- Born: Australia
- Occupation: Geographer

= Harold Camm =

Australian geographer

Harold Camm (7 September 1903 – 6 April 1990) was an Australian geographer who served as the Surveyor General of Western Australia from 1959 to 1968.

== Biography ==

He was born in Geraldton, Western Australia on 7 September 1903.

In July 1932, he married Dorothea Laura Hill Parker (1900 - 1992), a medical practitioner. Their son, Richard Camm was born in 1934.

He died on 6 April 1990 in Perth, Western Australia.

== Education ==

He was educated at Perth Modern School.

== Career ==
He became a licensed surveyor on 9 April 1925.

In 1959, he was appointed as the Surveyor General of Western Australia by the department of land administration under the terms of the Electoral Districts Act 1963.

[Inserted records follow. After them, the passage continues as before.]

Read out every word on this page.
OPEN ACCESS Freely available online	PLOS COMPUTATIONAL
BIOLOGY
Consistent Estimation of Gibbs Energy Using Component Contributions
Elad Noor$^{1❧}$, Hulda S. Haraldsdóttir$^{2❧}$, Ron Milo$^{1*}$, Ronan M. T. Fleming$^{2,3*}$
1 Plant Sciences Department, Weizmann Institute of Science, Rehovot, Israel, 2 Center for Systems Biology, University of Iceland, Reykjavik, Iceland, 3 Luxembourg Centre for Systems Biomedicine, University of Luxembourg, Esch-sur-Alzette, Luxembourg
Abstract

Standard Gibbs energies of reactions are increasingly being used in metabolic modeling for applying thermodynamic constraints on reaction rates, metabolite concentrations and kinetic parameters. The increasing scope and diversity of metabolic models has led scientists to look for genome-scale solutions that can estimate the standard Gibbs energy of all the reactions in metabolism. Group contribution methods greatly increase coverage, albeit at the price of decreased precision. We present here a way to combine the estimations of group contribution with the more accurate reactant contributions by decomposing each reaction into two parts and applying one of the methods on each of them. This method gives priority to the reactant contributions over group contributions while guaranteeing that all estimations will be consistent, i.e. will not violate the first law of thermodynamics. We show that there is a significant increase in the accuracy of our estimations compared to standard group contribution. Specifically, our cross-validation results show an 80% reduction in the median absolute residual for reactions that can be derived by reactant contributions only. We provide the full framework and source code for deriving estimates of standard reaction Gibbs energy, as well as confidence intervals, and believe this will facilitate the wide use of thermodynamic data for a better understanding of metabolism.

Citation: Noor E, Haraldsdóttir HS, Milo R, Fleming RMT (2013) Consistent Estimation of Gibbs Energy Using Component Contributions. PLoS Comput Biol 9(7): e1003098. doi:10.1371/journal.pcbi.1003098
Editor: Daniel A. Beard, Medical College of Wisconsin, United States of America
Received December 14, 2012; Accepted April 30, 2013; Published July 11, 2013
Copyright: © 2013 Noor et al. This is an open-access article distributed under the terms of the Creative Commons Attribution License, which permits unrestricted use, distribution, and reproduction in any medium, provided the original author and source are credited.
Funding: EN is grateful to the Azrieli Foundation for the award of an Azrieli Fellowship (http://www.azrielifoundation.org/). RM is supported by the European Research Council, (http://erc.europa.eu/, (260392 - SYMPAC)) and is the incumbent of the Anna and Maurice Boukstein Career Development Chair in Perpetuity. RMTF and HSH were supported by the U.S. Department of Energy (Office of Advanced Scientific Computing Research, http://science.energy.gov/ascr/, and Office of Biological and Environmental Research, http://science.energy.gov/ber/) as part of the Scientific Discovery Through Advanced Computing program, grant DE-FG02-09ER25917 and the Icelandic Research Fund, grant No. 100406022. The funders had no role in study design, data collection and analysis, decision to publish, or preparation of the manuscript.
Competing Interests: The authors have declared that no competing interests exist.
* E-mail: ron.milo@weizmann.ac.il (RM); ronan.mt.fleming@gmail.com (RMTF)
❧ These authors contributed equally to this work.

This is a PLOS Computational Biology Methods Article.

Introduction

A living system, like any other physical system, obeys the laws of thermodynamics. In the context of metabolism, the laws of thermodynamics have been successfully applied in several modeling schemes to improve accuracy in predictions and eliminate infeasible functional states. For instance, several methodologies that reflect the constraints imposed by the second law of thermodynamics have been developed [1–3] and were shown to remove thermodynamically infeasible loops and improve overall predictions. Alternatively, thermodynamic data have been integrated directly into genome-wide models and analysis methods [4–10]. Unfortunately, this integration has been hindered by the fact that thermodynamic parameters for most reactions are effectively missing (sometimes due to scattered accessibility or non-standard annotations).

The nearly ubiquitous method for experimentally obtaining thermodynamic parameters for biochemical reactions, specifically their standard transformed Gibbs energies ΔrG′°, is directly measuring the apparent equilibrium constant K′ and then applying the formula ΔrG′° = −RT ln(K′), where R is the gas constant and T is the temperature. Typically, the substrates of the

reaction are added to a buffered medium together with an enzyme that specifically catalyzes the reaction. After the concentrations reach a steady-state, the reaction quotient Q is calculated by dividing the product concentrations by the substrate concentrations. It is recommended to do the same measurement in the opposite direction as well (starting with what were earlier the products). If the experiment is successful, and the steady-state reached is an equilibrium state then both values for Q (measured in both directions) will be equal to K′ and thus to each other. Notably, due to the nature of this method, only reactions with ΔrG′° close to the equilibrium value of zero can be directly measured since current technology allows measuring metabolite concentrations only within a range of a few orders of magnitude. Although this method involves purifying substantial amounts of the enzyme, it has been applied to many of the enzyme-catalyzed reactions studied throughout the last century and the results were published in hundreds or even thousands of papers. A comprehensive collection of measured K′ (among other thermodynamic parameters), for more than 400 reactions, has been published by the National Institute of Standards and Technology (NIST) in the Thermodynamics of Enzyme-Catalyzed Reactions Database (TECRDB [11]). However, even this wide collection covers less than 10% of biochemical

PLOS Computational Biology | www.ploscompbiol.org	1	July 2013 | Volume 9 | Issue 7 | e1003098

His period of leadership encompassed a peak land settlement era where 1,000,000 acres of virgin bush was annually classified and subdivided into farms for conditional purchase release. Substantial areas of land were set aside in conservation reserves and a policy of road reserves 20 and 40 chain wide was implemented under his direction. The importance of these interconnecting ribbons of land to the conservation of flora and fauna has only been recognized in recent years.

New technologies were also introduced into the department and the survey industry over this period, equipment such as electronic distance measuring instruments, computers and photogrammetric equipment. As a result, greater efficiencies in surveying and mapping were attained, including the accelerated geodesic surveying and mapping programs across Australia, to which Western Australia was a major contributor.

His tenure ended in 1968 and he was succeeded by John Frank Morgan.

He also served with the Australian Army in the Royal Australian Survey Corps during World War Two from 1942 until 1945, and attained the rank of captain.